Si se piensa hoy en la música que suena en los templos católicos, probablemente lo primero en que se piensa es en el sonido de la guitarra acompañando una melodía tipo balada pop o rock suave, con una letra simplísima que muy probablemente consista en la repetición de una misma frase variando una sola palabra. Se trata, casi siempre, de una pobre imitación de géneros músicales profanos, llámese balada setentera, canción de protesta, slow rock o ronda infantil. ¿Cómo es que la Santa Misa pasó de ser el faro de belleza que iluminaba la cultura, y a quien los grandes compositores dedicaron siempre lo mejor de su talento, a convertirse en una burda imitación de un campamento de adolescentes?

Es indudable que este súbito abandono y profanación de la música liturgica está ligado con la reforma litúrgica ocurrida en 1970. Ese es el punto de inflexión que marca una ruptura con el patrimonio musical previo. La Reforma Litúrgica del posconcilio supuso un oscurecimiento de la naturaleza sacramental de la Santa Misa, y una pérdida general del sentido de lo litúrgico caracterizada por tres elementos: El abandono del Latín como idioma propio de la liturgia, el desdibujar la distinición entre lo sagrado y lo profano, y un asambleísmo que distorsiona la comprensión de la Eucaristía como acción sacramental del mismo Jesucristo a través del sacerdote.

La misa en Latín

Cierto es que según la constitución Sacrosanctum Concilium, el Latín sigue siendo el idioma propio de la Liturgia, pero no es menos cierto también que en el momento de presentar la reforma de 1970, el papa Pablo VI fue muy claro en que el Latín iba a ser remplazado por la lengua vernácula como idioma de la liturgia. Así fue entendido por las Iglesias locales, que dejaron de editar el Misal en Latín y marginaron, hasta el casi total abandono, la enseñanza del Latín en los seminarios. Poco importa que la norma mantenga el Latín como lenguaje propio de la liturgia, en la vida práctica de la Iglesia es como si tal norma no existiese.

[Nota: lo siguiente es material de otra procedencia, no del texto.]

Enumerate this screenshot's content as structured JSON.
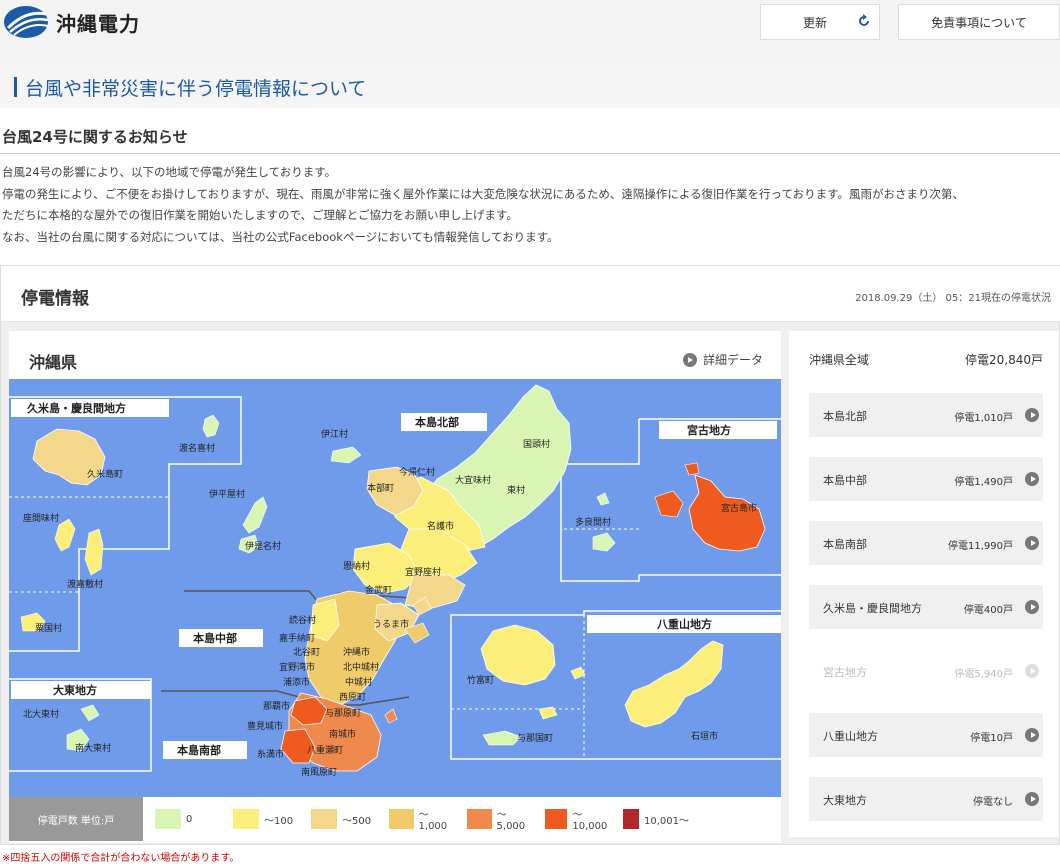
{
  "header": {
    "logo_text": "沖縄電力",
    "refresh_label": "更新",
    "disclaimer_label": "免責事項について"
  },
  "page_title": "台風や非常災害に伴う停電情報について",
  "notice": {
    "title": "台風24号に関するお知らせ",
    "lines": [
      "台風24号の影響により、以下の地域で停電が発生しております。",
      "停電の発生により、ご不便をお掛けしておりますが、現在、雨風が非常に強く屋外作業には大変危険な状況にあるため、遠隔操作による復旧作業を行っております。風雨がおさまり次第、",
      "ただちに本格的な屋外での復旧作業を開始いたしますので、ご理解とご協力をお願い申し上げます。",
      "なお、当社の台風に関する対応については、当社の公式Facebookページにおいても情報発信しております。"
    ]
  },
  "outage": {
    "title": "停電情報",
    "datetime": "2018.09.29（土） 05：21現在の停電状況",
    "map_title": "沖縄県",
    "detail_link": "詳細データ"
  },
  "map_labels": {
    "regions": {
      "kume_kerama": "久米島・慶良間地方",
      "hontou_north": "本島北部",
      "miyako": "宮古地方",
      "hontou_central": "本島中部",
      "yaeyama": "八重山地方",
      "daito": "大東地方",
      "hontou_south": "本島南部"
    },
    "municipalities": {
      "tonaki": "渡名喜村",
      "kumejima": "久米島町",
      "zamami": "座間味村",
      "tokashiki": "渡嘉敷村",
      "aguni": "粟国村",
      "iheya": "伊平屋村",
      "izena": "伊是名村",
      "ie": "伊江村",
      "nakijin": "今帰仁村",
      "motobu": "本部町",
      "ogimi": "大宜味村",
      "kunigami": "国頭村",
      "higashi": "東村",
      "nago": "名護市",
      "onna": "恩納村",
      "ginoza": "宜野座村",
      "kin": "金武町",
      "yomitan": "読谷村",
      "uruma": "うるま市",
      "kadena": "嘉手納町",
      "chatan": "北谷町",
      "okinawa": "沖縄市",
      "kitanakagusuku": "北中城村",
      "ginowan": "宜野湾市",
      "nakagusuku": "中城村",
      "urasoe": "浦添市",
      "nishihara": "西原町",
      "naha": "那覇市",
      "yonabaru": "与那原町",
      "tomigusuku": "豊見城市",
      "nanjo": "南城市",
      "itoman": "糸満市",
      "yaese": "八重瀬町",
      "haebaru": "南風原町",
      "tarama": "多良間村",
      "miyakojima": "宮古島市",
      "taketomi": "竹富町",
      "yonaguni": "与那国町",
      "ishigaki": "石垣市",
      "kitadaito": "北大東村",
      "minamidaito": "南大東村"
    }
  },
  "legend": {
    "title": "停電戸数 単位:戸",
    "items": [
      {
        "label": "0",
        "color": "#d9f5b3"
      },
      {
        "label": "〜100",
        "color": "#fbee7a"
      },
      {
        "label": "〜500",
        "color": "#f3d88c"
      },
      {
        "label": "〜1,000",
        "color": "#f0cb6a"
      },
      {
        "label": "〜5,000",
        "color": "#ef8a4c"
      },
      {
        "label": "〜10,000",
        "color": "#ef5a1e"
      },
      {
        "label": "10,001〜",
        "color": "#b2262c"
      }
    ]
  },
  "summary": {
    "total_label": "沖縄県全域",
    "total_value": "停電20,840戸",
    "rows": [
      {
        "name": "本島北部",
        "value": "停電1,010戸"
      },
      {
        "name": "本島中部",
        "value": "停電1,490戸"
      },
      {
        "name": "本島南部",
        "value": "停電11,990戸"
      },
      {
        "name": "久米島・慶良間地方",
        "value": "停電400戸"
      },
      {
        "name": "宮古地方",
        "value": "停電5,940戸"
      },
      {
        "name": "八重山地方",
        "value": "停電10戸"
      },
      {
        "name": "大東地方",
        "value": "停電なし"
      }
    ]
  },
  "footnote": "※四捨五入の関係で合計が合わない場合があります。"
}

El cambio del Latín por la lengua vernácula,  trastocó por completo la vida musical de la Iglesia. No es difícil imaginárselo si dijéramos que en todas las iglesias se hizo una pira enorme para quemar kyriales, graduales y demás libros y colecciones de canto gregoriano y polifonía sacra, porque el resultado fue exactamente el mismo: Todo lo que la Iglesia venía cantando a través de los siglos fue arrojado al olvido, el patrimonio músical de la Iglesia fue defenestrado y sustituído por composiciones nuevas, sin que el tamiz del tiempo hubiera podido separar el buen trigo del malo. Cierto es que en países como Inglaterra ya existían himnos en vernácula que fueron fácilmente incorporados, en otros casos se hicieron traducciones de himnos latinos, pero a nivel general, la tendencia fue a la instalación de la balada setentera como “género oficial” de la misa, combinada con una importación masiva de cantos protestantes.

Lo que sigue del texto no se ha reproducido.